Globular clusters may contain hundreds of thousands of stars and may even have as many as ten million stars that essentially emerged at the same time. They are the oldest visible objects in the universe. Globular clusters come together in dense, spherical volumes with diameters hundreds of times smaller than the diameter of our galaxy. The Milky Way is surrounded by about 150 globular clusters, some of which are visible in the darkness of the night; but about ten or twenty thousand globular clusters can be found around the giant galaxies located at the centre of the galaxy clusters. Galaxy clusters contain hundreds or thousands of galaxies bound together by gravity and infused by hot gas (over ten times hotter than that at the Sun’s core).

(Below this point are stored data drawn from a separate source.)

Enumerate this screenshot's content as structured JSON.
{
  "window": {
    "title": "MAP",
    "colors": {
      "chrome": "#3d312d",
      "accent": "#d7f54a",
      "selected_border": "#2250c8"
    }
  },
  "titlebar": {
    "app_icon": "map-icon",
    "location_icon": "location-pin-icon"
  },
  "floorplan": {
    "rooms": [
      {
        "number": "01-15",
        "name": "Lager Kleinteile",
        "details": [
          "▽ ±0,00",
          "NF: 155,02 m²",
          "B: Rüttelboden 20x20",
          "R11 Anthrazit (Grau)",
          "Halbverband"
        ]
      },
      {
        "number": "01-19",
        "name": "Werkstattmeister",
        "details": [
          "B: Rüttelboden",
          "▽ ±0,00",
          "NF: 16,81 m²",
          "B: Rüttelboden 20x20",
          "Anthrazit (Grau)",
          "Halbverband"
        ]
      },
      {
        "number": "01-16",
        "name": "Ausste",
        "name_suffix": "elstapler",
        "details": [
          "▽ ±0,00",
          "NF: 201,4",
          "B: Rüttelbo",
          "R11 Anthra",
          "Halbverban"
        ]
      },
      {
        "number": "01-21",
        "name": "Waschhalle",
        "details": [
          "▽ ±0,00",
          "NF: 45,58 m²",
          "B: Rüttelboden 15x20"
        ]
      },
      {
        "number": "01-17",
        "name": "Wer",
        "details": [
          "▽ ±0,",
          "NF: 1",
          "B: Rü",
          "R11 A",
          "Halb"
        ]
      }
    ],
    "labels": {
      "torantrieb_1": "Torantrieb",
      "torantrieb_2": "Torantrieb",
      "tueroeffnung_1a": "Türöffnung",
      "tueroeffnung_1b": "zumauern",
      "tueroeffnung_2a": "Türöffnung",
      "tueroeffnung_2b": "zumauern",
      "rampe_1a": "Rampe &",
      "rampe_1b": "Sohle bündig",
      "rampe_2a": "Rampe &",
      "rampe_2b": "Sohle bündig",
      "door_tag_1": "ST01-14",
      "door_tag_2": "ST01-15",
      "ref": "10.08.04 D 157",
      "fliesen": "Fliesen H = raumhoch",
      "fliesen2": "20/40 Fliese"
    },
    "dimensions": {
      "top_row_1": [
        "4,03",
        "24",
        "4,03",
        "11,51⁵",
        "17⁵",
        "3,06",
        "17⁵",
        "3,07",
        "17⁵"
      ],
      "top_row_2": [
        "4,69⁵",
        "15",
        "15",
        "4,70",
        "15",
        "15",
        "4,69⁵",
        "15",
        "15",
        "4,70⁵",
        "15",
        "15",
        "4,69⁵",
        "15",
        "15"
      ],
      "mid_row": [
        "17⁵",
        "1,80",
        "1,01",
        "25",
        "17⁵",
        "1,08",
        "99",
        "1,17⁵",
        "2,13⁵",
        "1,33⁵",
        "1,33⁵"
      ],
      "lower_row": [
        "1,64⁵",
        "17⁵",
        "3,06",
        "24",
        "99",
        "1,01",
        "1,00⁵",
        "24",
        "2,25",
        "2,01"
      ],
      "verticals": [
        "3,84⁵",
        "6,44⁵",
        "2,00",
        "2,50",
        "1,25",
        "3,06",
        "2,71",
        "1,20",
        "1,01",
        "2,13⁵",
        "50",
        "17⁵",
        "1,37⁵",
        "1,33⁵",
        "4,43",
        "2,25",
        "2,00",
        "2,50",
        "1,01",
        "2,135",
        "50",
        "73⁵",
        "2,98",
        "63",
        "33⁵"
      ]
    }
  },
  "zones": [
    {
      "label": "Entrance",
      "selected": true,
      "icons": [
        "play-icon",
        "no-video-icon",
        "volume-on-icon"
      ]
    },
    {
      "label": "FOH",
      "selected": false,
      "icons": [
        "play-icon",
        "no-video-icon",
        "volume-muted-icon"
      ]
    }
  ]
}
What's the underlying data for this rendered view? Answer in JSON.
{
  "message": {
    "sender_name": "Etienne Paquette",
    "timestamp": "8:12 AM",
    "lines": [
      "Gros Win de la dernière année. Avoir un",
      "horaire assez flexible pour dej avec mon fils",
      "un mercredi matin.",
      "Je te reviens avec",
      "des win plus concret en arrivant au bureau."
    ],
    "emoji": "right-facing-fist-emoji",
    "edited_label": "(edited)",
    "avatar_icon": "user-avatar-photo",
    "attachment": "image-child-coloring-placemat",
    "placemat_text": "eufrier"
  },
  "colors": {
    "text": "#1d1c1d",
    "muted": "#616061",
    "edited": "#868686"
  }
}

These globular clusters are thought to have formed shortly after the birth of the universe about 13,800 million years ago, at the same time or even before the first galaxies formed. Since then, they have remained largely unchanged apart from the ageing of all their stars and the gradual death of most of the remaining stars.

Thomas Broadhurst, the Ikerbasque Research Professor at the UPV/EHU’s Department of Theoretical Physics and History of Science, explained that “it is not fully understood why the brightest galaxies form in the centre of the galaxy clusters. The fact that they contain thousands of old globular clusters may be a point to take into consideration.” A study led by Dr Lim of the University of Hong Kong and published by the prestigious journal Nature Astronomy, and in which Broadhurst collaborated, has found unexpected answers to the origin of some globular clusters located around the giant galaxies at the centre of galaxy clusters: “We discovered that thousands of new globular clusters have been forming over the last billion years out of a cool gas in the giant galaxy located in the centre of the Perseus galaxy cluster,” explained Prof Broadhurst.

The younger globular clusters are closely associated with, and therefore formed from, a complex network of cool gas that extends to the outer reaches of the giant galaxy. This network of cool gas precipitates from the hot gas that infuses the entire Perseus galaxy cluster; in fact, the gas concentrates in the centre allowing it to cool faster and that leads to the creation of globular clusters. Once formed, these infant globular clusters do not remain in the network of cool gas and rain inwards onto the giant galaxy like raindrops falling from the clouds. “So,” explained Broadhurst, “one could expect that the central galaxies of these clusters will grow in brightness over cosmic time as a result of the rain of globular clusters they receive from the gas that surrounds them”.